The correct option is B Ratio of displacement amplitude of the particles to the wavelength of wave is $1.59\times {10}^{-5}$.

Given that,
$s=5\times {10}^{-5}\sin (500t-2x)$

We have the genreal equation of a wave as

$y=A\sin (\omega t-kx)$

Comparing the above equations gives

$s_0=5\times {10}^{-5}\text{m}$
(Amplitude of dispalcement)

$\omega =500{\text{s}}^{-1}$

$k=2{\text{m}}^{-1}$

Now,
$\frac{s_0}{\lambda }=\frac{s_0}{\left(\frac{2\pi }{k}\right)}=\frac{s_{0}k}{2\pi }$

$=\frac{5\times {10}^{-5}\times 2}{2\pi }$

$=1.59\times {10}^{-5}$

Ratio of displacement amplitude of the particles to the wavelength of wave is $1.59\times {10}^{-5}$. So, option $\left(b\right)$ is correct.

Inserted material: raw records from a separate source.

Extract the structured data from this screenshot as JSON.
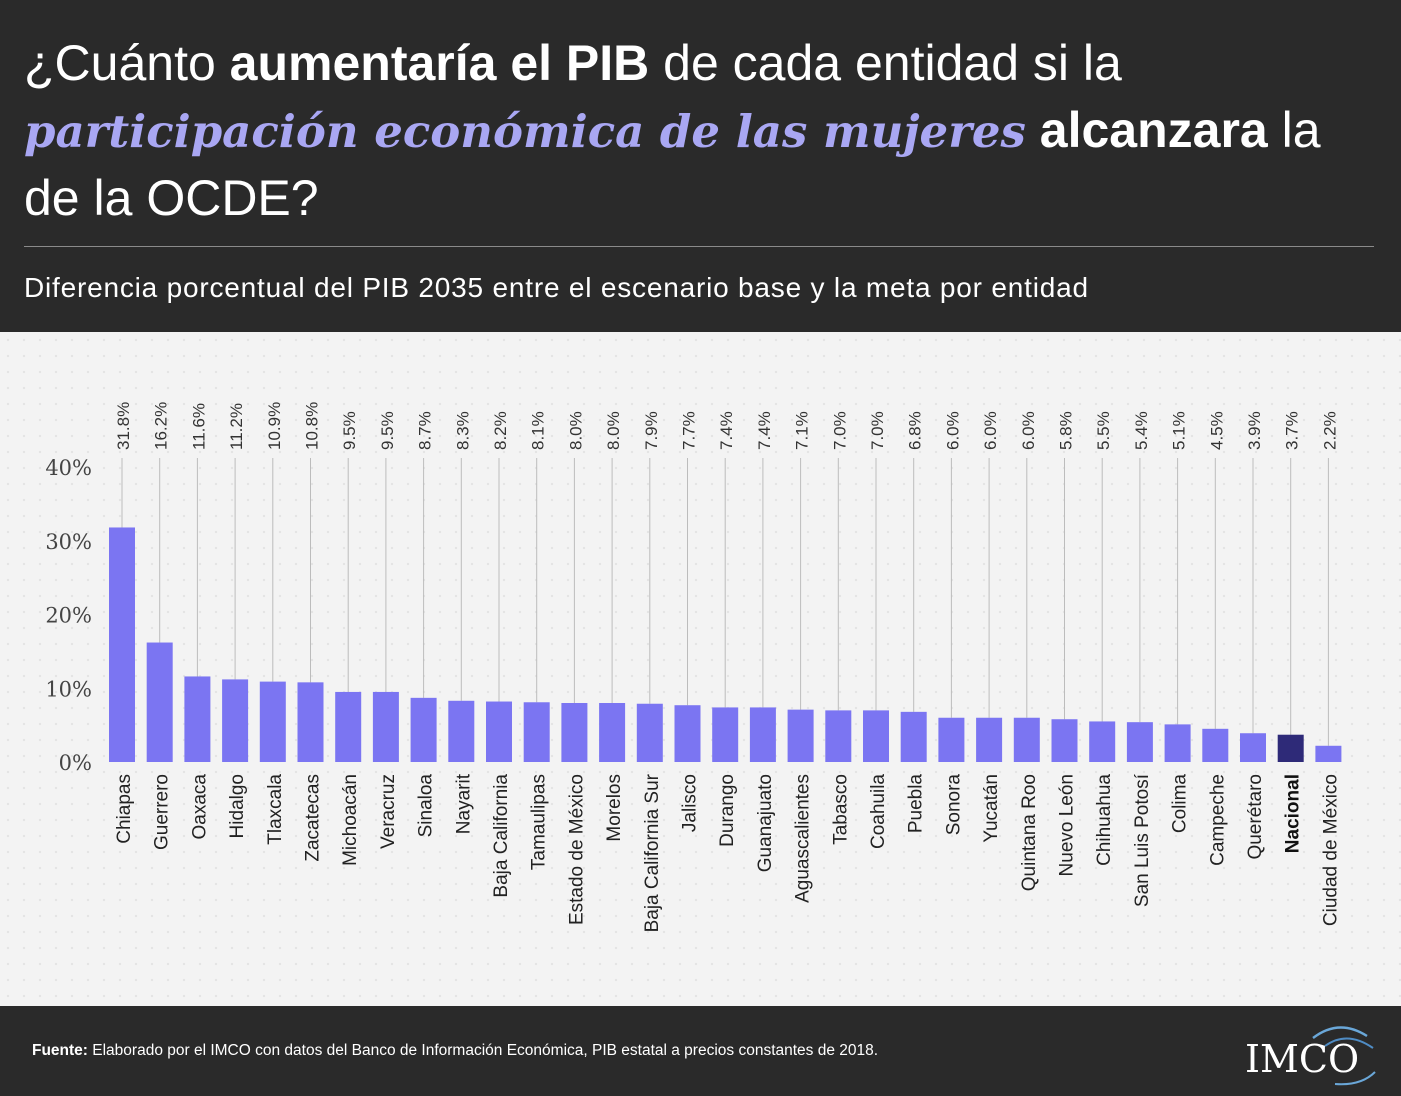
{
  "header": {
    "title_parts": [
      {
        "text": "¿Cuánto ",
        "style": "normal"
      },
      {
        "text": "aumentaría el PIB",
        "style": "bold"
      },
      {
        "text": " de cada entidad si la ",
        "style": "normal"
      },
      {
        "text": "participación económica de las mujeres",
        "style": "highlight"
      },
      {
        "text": " ",
        "style": "normal"
      },
      {
        "text": "alcanzara",
        "style": "bold"
      },
      {
        "text": " la de la OCDE?",
        "style": "normal"
      }
    ],
    "subtitle": "Diferencia porcentual del PIB 2035 entre el escenario base y la meta por entidad"
  },
  "colors": {
    "bar": "#7b75f2",
    "bar_highlight": "#2e2a78",
    "title_highlight": "#a9a7f3",
    "background": "#2a2a2a"
  },
  "chart_data": {
    "type": "bar",
    "title": "",
    "xlabel": "",
    "ylabel": "",
    "ylim": [
      0,
      40
    ],
    "yticks": [
      0,
      10,
      20,
      30,
      40
    ],
    "ytick_labels": [
      "0%",
      "10%",
      "20%",
      "30%",
      "40%"
    ],
    "grid": "vertical lines above bars",
    "highlight_category": "Nacional",
    "categories": [
      "Chiapas",
      "Guerrero",
      "Oaxaca",
      "Hidalgo",
      "Tlaxcala",
      "Zacatecas",
      "Michoacán",
      "Veracruz",
      "Sinaloa",
      "Nayarit",
      "Baja California",
      "Tamaulipas",
      "Estado de México",
      "Morelos",
      "Baja California Sur",
      "Jalisco",
      "Durango",
      "Guanajuato",
      "Aguascalientes",
      "Tabasco",
      "Coahuila",
      "Puebla",
      "Sonora",
      "Yucatán",
      "Quintana Roo",
      "Nuevo León",
      "Chihuahua",
      "San Luis Potosí",
      "Colima",
      "Campeche",
      "Querétaro",
      "Nacional",
      "Ciudad de México"
    ],
    "values": [
      31.8,
      16.2,
      11.6,
      11.2,
      10.9,
      10.8,
      9.5,
      9.5,
      8.7,
      8.3,
      8.2,
      8.1,
      8.0,
      8.0,
      7.9,
      7.7,
      7.4,
      7.4,
      7.1,
      7.0,
      7.0,
      6.8,
      6.0,
      6.0,
      6.0,
      5.8,
      5.5,
      5.4,
      5.1,
      4.5,
      3.9,
      3.7,
      2.2
    ],
    "value_labels": [
      "31.8%",
      "16.2%",
      "11.6%",
      "11.2%",
      "10.9%",
      "10.8%",
      "9.5%",
      "9.5%",
      "8.7%",
      "8.3%",
      "8.2%",
      "8.1%",
      "8.0%",
      "8.0%",
      "7.9%",
      "7.7%",
      "7.4%",
      "7.4%",
      "7.1%",
      "7.0%",
      "7.0%",
      "6.8%",
      "6.0%",
      "6.0%",
      "6.0%",
      "5.8%",
      "5.5%",
      "5.4%",
      "5.1%",
      "4.5%",
      "3.9%",
      "3.7%",
      "2.2%"
    ]
  },
  "footer": {
    "source_label": "Fuente:",
    "source_text": " Elaborado por el IMCO con datos del Banco de Información Económica, PIB estatal a precios constantes de 2018.",
    "logo_text": "IMCO"
  }
}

Wave velocity $v=\frac{\omega }{k}=\frac{500}{2}\text{m/s}$

Velocity of the particle $\left(v_p\right)$ is given by

$\frac{ds}{dt}=\frac{d}{dt}(5\times {10}^{-5}\sin (500t-2x\left)\right)$

$\Rightarrow v_p=5\times {10}^{-5}\times 500\cos (500t-2x)$

Ratio of the velocity amplitude of the particles to the wave speed is

$\therefore \frac{(v_p{)}_{max}}{v_{wave}}=\frac{5\times 500\times {10}^{-5}}{\frac{500}{2}}$

$=2\times 5\times {10}^{-5}$

$={10}^{-4}$

So option $\left(c\right)$ is incorrect.